Chorego na epilepsję nastolatka Mikitę Załatarowa skazano razem z dwoma innymi osobami. 25-letni Dzmitryj Karnijeu otrzymał 6 lat, a 28-letni Leanid Kawalou 8 lat kolonii karnej. Wszyscy uczestniczyli w powyborczych protestach w Homlu.

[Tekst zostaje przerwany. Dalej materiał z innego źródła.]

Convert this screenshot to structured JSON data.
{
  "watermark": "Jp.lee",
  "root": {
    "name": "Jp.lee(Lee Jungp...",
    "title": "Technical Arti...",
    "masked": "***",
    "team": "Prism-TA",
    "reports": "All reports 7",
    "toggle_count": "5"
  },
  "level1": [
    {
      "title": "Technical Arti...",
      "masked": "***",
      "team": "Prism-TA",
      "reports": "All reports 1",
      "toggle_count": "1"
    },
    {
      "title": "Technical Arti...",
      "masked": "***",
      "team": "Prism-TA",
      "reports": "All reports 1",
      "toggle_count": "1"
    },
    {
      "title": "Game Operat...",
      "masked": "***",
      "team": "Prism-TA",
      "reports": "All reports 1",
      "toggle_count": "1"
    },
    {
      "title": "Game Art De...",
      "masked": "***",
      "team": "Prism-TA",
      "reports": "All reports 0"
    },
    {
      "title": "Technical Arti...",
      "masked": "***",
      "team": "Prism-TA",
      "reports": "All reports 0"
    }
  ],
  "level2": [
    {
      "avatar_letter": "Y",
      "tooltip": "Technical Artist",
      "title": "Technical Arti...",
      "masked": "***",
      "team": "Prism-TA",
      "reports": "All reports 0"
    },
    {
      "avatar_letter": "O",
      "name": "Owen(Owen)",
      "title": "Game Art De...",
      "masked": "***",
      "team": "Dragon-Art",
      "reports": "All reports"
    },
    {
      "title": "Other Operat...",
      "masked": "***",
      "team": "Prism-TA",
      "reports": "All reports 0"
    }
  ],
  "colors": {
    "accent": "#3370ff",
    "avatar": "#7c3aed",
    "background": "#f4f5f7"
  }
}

Jak informuje Radio Svaboda, początkowo aresztowanych oskarżono też o stosowanie przemoc wobec milicji. Jednak ostatecznie oczyszczono ich z tych zarzutów. Pozostały oskarżenia o udział w zamieszkach, bezprawne działania z użyciem substancji łatwopalnych. Oskarżeni mieli według prokuratora Jauhiena Fartuszniaka rzucać koktajlami Mołotowa w centrum Homla 10 sierpnia, dzień po wyborach prezydenckich. Kawalowowi zarzucono dodatkowo „angażowanie nieletniego w działania przestępcze”.

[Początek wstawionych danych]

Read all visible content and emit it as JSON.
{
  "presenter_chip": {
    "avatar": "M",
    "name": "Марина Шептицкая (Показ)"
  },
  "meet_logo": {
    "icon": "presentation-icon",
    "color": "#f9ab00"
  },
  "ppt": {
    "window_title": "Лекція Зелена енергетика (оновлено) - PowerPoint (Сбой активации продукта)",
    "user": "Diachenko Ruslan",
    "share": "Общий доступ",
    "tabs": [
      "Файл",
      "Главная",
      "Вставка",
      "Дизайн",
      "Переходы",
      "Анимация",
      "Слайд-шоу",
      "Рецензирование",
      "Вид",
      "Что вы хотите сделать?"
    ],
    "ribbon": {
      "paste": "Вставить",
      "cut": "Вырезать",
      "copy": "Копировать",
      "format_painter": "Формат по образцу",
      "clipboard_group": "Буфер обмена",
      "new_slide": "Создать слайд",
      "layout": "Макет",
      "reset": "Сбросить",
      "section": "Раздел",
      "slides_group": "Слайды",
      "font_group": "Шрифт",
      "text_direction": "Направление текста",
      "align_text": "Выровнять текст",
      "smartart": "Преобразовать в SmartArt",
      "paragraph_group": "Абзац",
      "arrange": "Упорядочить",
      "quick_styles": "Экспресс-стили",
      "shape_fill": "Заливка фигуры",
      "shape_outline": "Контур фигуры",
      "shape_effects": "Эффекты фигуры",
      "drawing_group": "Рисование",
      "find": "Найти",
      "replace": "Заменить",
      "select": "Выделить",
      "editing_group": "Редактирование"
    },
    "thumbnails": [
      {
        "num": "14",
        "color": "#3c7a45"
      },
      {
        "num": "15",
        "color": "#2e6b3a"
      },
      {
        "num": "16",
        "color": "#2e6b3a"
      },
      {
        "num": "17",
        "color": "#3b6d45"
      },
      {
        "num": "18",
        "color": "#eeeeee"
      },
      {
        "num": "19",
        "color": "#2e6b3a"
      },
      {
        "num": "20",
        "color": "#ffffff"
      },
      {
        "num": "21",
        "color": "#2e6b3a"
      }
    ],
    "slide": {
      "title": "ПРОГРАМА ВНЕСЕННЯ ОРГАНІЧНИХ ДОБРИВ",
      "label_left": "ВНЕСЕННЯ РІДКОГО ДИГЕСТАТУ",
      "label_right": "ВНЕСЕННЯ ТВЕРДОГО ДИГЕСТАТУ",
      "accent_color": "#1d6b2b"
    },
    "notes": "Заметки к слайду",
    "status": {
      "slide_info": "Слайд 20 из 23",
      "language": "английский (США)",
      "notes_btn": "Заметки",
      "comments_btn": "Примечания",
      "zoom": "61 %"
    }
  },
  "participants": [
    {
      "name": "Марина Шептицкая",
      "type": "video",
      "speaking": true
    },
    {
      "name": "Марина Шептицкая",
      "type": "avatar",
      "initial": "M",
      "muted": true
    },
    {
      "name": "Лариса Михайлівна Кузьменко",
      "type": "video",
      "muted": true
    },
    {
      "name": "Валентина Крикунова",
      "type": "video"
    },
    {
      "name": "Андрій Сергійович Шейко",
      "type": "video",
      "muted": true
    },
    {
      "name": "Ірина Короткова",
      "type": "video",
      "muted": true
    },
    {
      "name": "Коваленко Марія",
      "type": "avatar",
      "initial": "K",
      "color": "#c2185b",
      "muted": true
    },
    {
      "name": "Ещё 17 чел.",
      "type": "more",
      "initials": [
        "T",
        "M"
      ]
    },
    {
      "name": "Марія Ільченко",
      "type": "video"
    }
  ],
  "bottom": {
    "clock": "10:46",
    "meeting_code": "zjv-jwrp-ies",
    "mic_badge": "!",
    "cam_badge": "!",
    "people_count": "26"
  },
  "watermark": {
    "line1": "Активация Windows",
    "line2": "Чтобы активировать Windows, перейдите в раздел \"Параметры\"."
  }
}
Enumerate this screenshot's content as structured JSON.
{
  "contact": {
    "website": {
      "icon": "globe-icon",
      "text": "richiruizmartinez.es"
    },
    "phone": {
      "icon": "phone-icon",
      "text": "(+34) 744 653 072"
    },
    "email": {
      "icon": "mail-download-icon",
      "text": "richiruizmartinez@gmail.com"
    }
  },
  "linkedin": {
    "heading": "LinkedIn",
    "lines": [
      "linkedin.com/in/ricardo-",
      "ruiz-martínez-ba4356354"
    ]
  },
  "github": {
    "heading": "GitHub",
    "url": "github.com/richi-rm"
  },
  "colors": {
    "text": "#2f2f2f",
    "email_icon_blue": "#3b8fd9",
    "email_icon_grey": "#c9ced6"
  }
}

Według oskarżenia Kawalou miał przygotować dwa koktajle Mołotowa i namówić dwóch pozostałych oskarżonych do użycia ich podczas demonstracji. Jeden nich miał rzucić ja w kierunku żołnierzy wojsk wewnętrznych. Jednak rozbita butelka nie spowodowała u nikogo uszkodzeń. Wyrok wydał homelski sędzia Dzimitryj Deboj.
Najmłodszy ze skazanych Mikita Załatarou po wysłuchaniu wyroku rzucił się na kraty klatki, w której umieszczono oskarżonych, krzycząc, by go wypuszczono. Chłopak cierpi na epilepsję i jak informował podczas procesu, nie dostaje lekarstw. Miał usłyszeć za to od konwojującego go funkcjonariusza: „Jesteś polityczny, więc zdechniesz”.
Wcześniej jego ojciec Michaił Załatarou informował, że syn został pobity w areszcie. Potwierdził to sam Mikita, który twierdził, że bito go nie tylko po zatrzymaniu w sierpniu, ale również 29 grudnia w homelskim areszcie śledczym. Świadkiem pierwszego pobicia przez milicję miał być jego 18-letni brat Uładzimir, którego zatrzymano razem z Mikitą. Skazany dziś 16-latek siedzi w areszcie bez przerwy od 11 sierpnia
Mikita podczas przesłuchań w dniu zatrzymania opowiedział rodzicom o pobiciu.
– Położył głowę na moim ramieniu i powiedział: „Tatusiu, kiedy przestaną mnie bić?”. Mówił, że bili go w tył głowy, po potylicy. Po tym poczuł, że kręci mu się w głowie i stracił przytomność – ojciec nastolatka opowiadał w rozmowie z Biełsatem.
Chłopaka po pierwszym przesłuchaniu zawieziono karetką do szpitala. Oficjalna kontrola postępowania milicji i funkcjonariuszy aresztu przeprowadzona na wniosek rodziców zakończyła się stwierdzeniem, że „nie ujawniono śladów przestępstwa.
W początkowych dniach protestów białoruskie media państwowe utrzymywały, że milicjanci podczas rozpraszania demonstracji byli „podpalani” przy pomocy butelek z benzyną. Według licznych relacji funkcjonariusze OMONu bijąc zatrzymanych, również używali tego argumentu. Tymczasem nie ujawniono ani jednej ofiary rzekomych ataków koktajlami Mołotowa.